Em dezembro de 2013, a oficial de justiça do Tribunal de Justiça do Estado do Rio de Janeiro (TJ-RJ) Roberta Bacellar contou com a ajuda de uma amiga para conhecer seu marido, o também oficial de justiça do TJ-RJ Marcus Vinícius Magalhães. 

“Essa amiga, também oficial, fez as vezes de ‘cupido’. Ela trabalhava com o Marcus e era minha amiga. Nós estávamos solteiros e ela fez a propaganda de um para o outro. Marcamos um encontro e foi aí que tudo começou”, recorda. 

Os dois, que trabalham em comarcas diferentes, dizem que o relacionamento sempre foi bem-aceito pelas respectivas chefias e pelos colegas de profissão.

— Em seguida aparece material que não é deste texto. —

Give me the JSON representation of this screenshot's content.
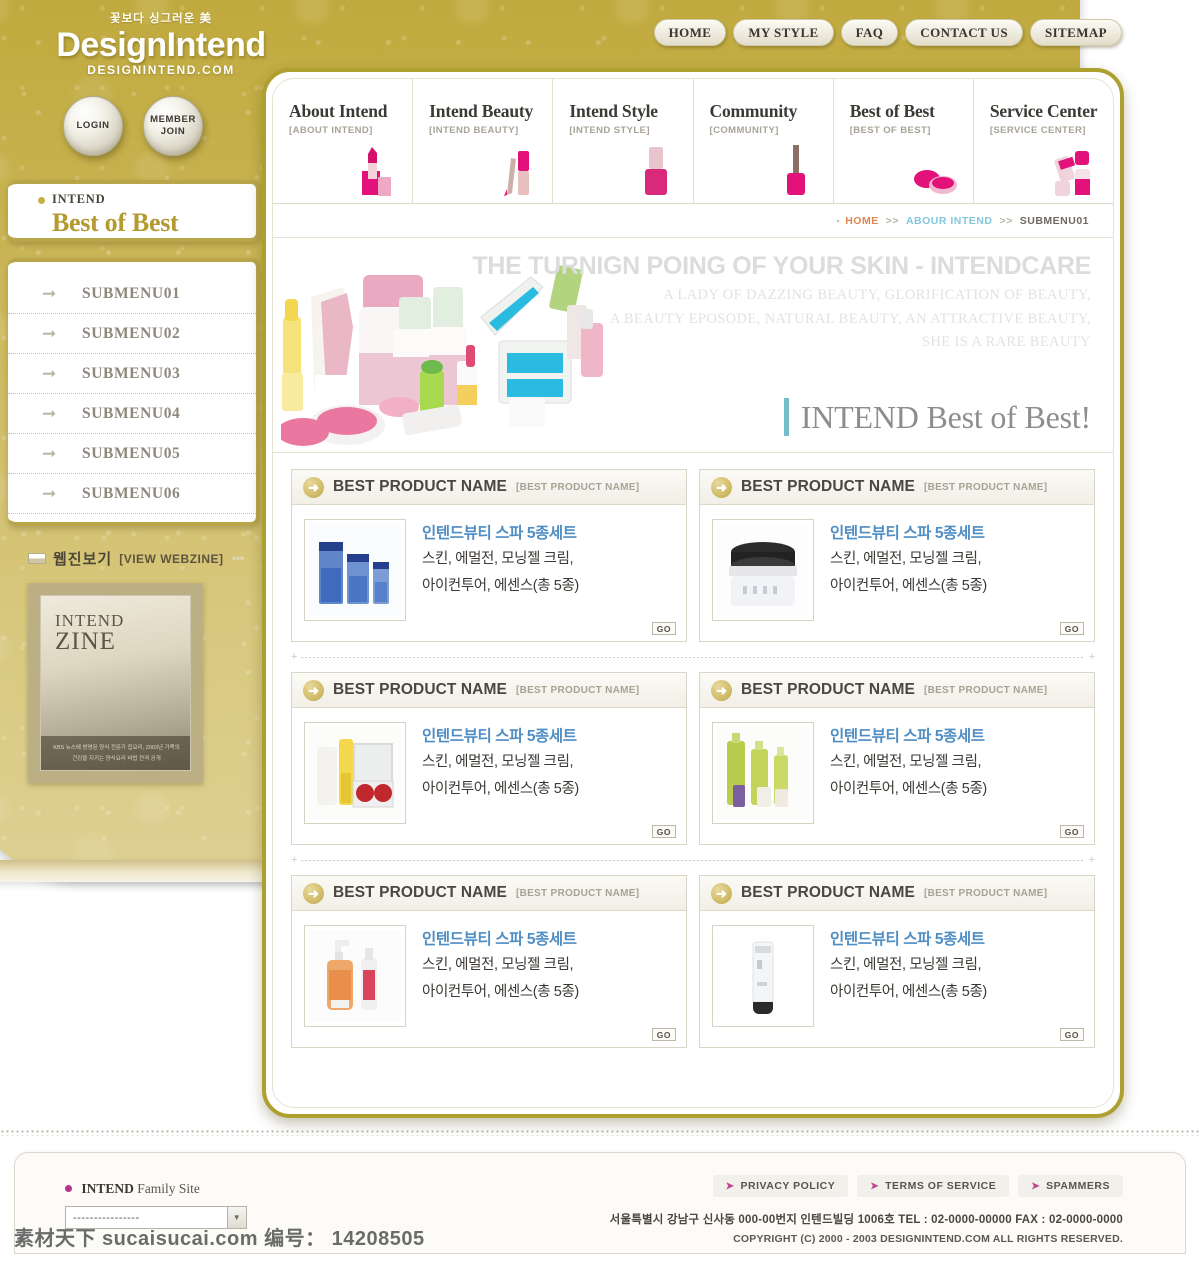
{
  "brand": {
    "tagline": "꽃보다 싱그러운 美",
    "name": "DesignIntend",
    "url": "DESIGNINTEND.COM"
  },
  "topnav": {
    "items": [
      {
        "label": "HOME"
      },
      {
        "label": "MY STYLE"
      },
      {
        "label": "FAQ"
      },
      {
        "label": "CONTACT US"
      },
      {
        "label": "SITEMAP"
      }
    ]
  },
  "auth": {
    "login_label": "LOGIN",
    "member_join_label": "MEMBER\nJOIN",
    "member_join_line1": "MEMBER",
    "member_join_line2": "JOIN"
  },
  "left_panel": {
    "kicker": "INTEND",
    "heading": "Best of Best",
    "submenu": [
      {
        "label": "SUBMENU01"
      },
      {
        "label": "SUBMENU02"
      },
      {
        "label": "SUBMENU03"
      },
      {
        "label": "SUBMENU04"
      },
      {
        "label": "SUBMENU05"
      },
      {
        "label": "SUBMENU06"
      }
    ]
  },
  "webzine": {
    "title_ko": "웹진보기",
    "title_en": "[VIEW WEBZINE]",
    "chevrons": "▸▸▸",
    "cover_line1": "INTEND",
    "cover_line2": "ZINE",
    "cover_caption": "KBS 뉴스에 방영된 양식 전문가 집요리, 2003년 가족의 건강을 지키는 양식요리 비법 전격 공개"
  },
  "main_menu": [
    {
      "title": "About Intend",
      "sub": "[ABOUT INTEND]",
      "icon": "lipstick-icon"
    },
    {
      "title": "Intend Beauty",
      "sub": "[INTEND BEAUTY]",
      "icon": "lipgloss-icon"
    },
    {
      "title": "Intend Style",
      "sub": "[INTEND STYLE]",
      "icon": "nailpolish-icon"
    },
    {
      "title": "Community",
      "sub": "[COMMUNITY]",
      "icon": "brush-icon"
    },
    {
      "title": "Best of Best",
      "sub": "[BEST OF BEST]",
      "icon": "compact-icon"
    },
    {
      "title": "Service Center",
      "sub": "[SERVICE CENTER]",
      "icon": "bottles-icon"
    }
  ],
  "breadcrumb": {
    "home": "HOME",
    "sep": ">>",
    "middle": "ABOUR INTEND",
    "current": "SUBMENU01"
  },
  "banner": {
    "headline_faded": "THE TURNIGN POING OF YOUR SKIN - INTENDCARE",
    "sub_line1": "A LADY OF DAZZING BEAUTY, GLORIFICATION OF BEAUTY,",
    "sub_line2": "A BEAUTY EPOSODE, NATURAL BEAUTY, AN ATTRACTIVE BEAUTY,",
    "sub_line3": "SHE IS A RARE BEAUTY",
    "headline": "INTEND Best of Best!"
  },
  "products": [
    {
      "head_title": "BEST PRODUCT NAME",
      "head_sub": "[BEST PRODUCT NAME]",
      "name": "인텐드뷰티 스파 5종세트",
      "desc_line1": "스킨, 에멀전, 모닝젤 크림,",
      "desc_line2": "아이컨투어, 에센스(총 5종)",
      "go_label": "GO",
      "thumb": "blue-toner-bottles"
    },
    {
      "head_title": "BEST PRODUCT NAME",
      "head_sub": "[BEST PRODUCT NAME]",
      "name": "인텐드뷰티 스파 5종세트",
      "desc_line1": "스킨, 에멀전, 모닝젤 크림,",
      "desc_line2": "아이컨투어, 에센스(총 5종)",
      "go_label": "GO",
      "thumb": "black-lid-cream-jar"
    },
    {
      "head_title": "BEST PRODUCT NAME",
      "head_sub": "[BEST PRODUCT NAME]",
      "name": "인텐드뷰티 스파 5종세트",
      "desc_line1": "스킨, 에멀전, 모닝젤 크림,",
      "desc_line2": "아이컨투어, 에센스(총 5종)",
      "go_label": "GO",
      "thumb": "yellow-bottle-red-palette"
    },
    {
      "head_title": "BEST PRODUCT NAME",
      "head_sub": "[BEST PRODUCT NAME]",
      "name": "인텐드뷰티 스파 5종세트",
      "desc_line1": "스킨, 에멀전, 모닝젤 크림,",
      "desc_line2": "아이컨투어, 에센스(총 5종)",
      "go_label": "GO",
      "thumb": "green-bottle-set"
    },
    {
      "head_title": "BEST PRODUCT NAME",
      "head_sub": "[BEST PRODUCT NAME]",
      "name": "인텐드뷰티 스파 5종세트",
      "desc_line1": "스킨, 에멀전, 모닝젤 크림,",
      "desc_line2": "아이컨투어, 에센스(총 5종)",
      "go_label": "GO",
      "thumb": "orange-pump-bottle"
    },
    {
      "head_title": "BEST PRODUCT NAME",
      "head_sub": "[BEST PRODUCT NAME]",
      "name": "인텐드뷰티 스파 5종세트",
      "desc_line1": "스킨, 에멀전, 모닝젤 크림,",
      "desc_line2": "아이컨투어, 에센스(총 5종)",
      "go_label": "GO",
      "thumb": "white-tube"
    }
  ],
  "footer": {
    "family_site_bold": "INTEND",
    "family_site_rest": " Family Site",
    "select_value": "----------------",
    "links": [
      {
        "label": "PRIVACY POLICY"
      },
      {
        "label": "TERMS OF SERVICE"
      },
      {
        "label": "SPAMMERS"
      }
    ],
    "address": "서울특별시  강남구 신사동 000-00번지 인텐드빌딩 1006호  TEL : 02-0000-00000  FAX : 02-0000-0000",
    "copyright": "COPYRIGHT (C) 2000 - 2003 DESIGNINTEND.COM  ALL RIGHTS RESERVED."
  },
  "watermark": {
    "text": "素材天下 sucaisucai.com  编号： 14208505"
  },
  "colors": {
    "gold": "#bfa93c",
    "gold_border": "#ada02f",
    "heading_gold": "#b39a31",
    "product_name_blue": "#4f8ec4",
    "breadcrumb_home": "#e08650",
    "breadcrumb_mid": "#83c7dd",
    "accent_bar": "#74bdc9",
    "pink": "#e0136c",
    "footer_dot": "#b3338d"
  }
}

E que conseguem “tirar de letra” o fato de trabalharem no mesmo órgão. “É preciso respeitar a forma do outro trabalhar e também o seu espaço”, pontua Marcus. 

Ele nunca teve um compromisso fixo com alguém no mesmo ambiente de trabalho, ao contrário de Roberta, que não teve uma boa experiência anteriormente. Os dois moram juntos há quatro anos com uma filha deles, mais o enteado de Roberta. 

Para os casais de servidores que estão iniciando um relacionamento, Luciene e Márcio orientam que, profissionalmente, um deve admirar e torcer pelo outro. 

“Além disso, mantenham uma postura reservada, sem atitudes inadequadas dentro do ambiente de trabalho e sejam felizes. Se a ‘overdose’ de convivência é um problema, como sugestão de contorno sugerimos que vocês mantenham alguns compromissos individuais, como malhação, manicure etc, em horários diferentes. Sentir saudade é saudável! E amem muito, pois é disso que o mundo precisa!”. conclui.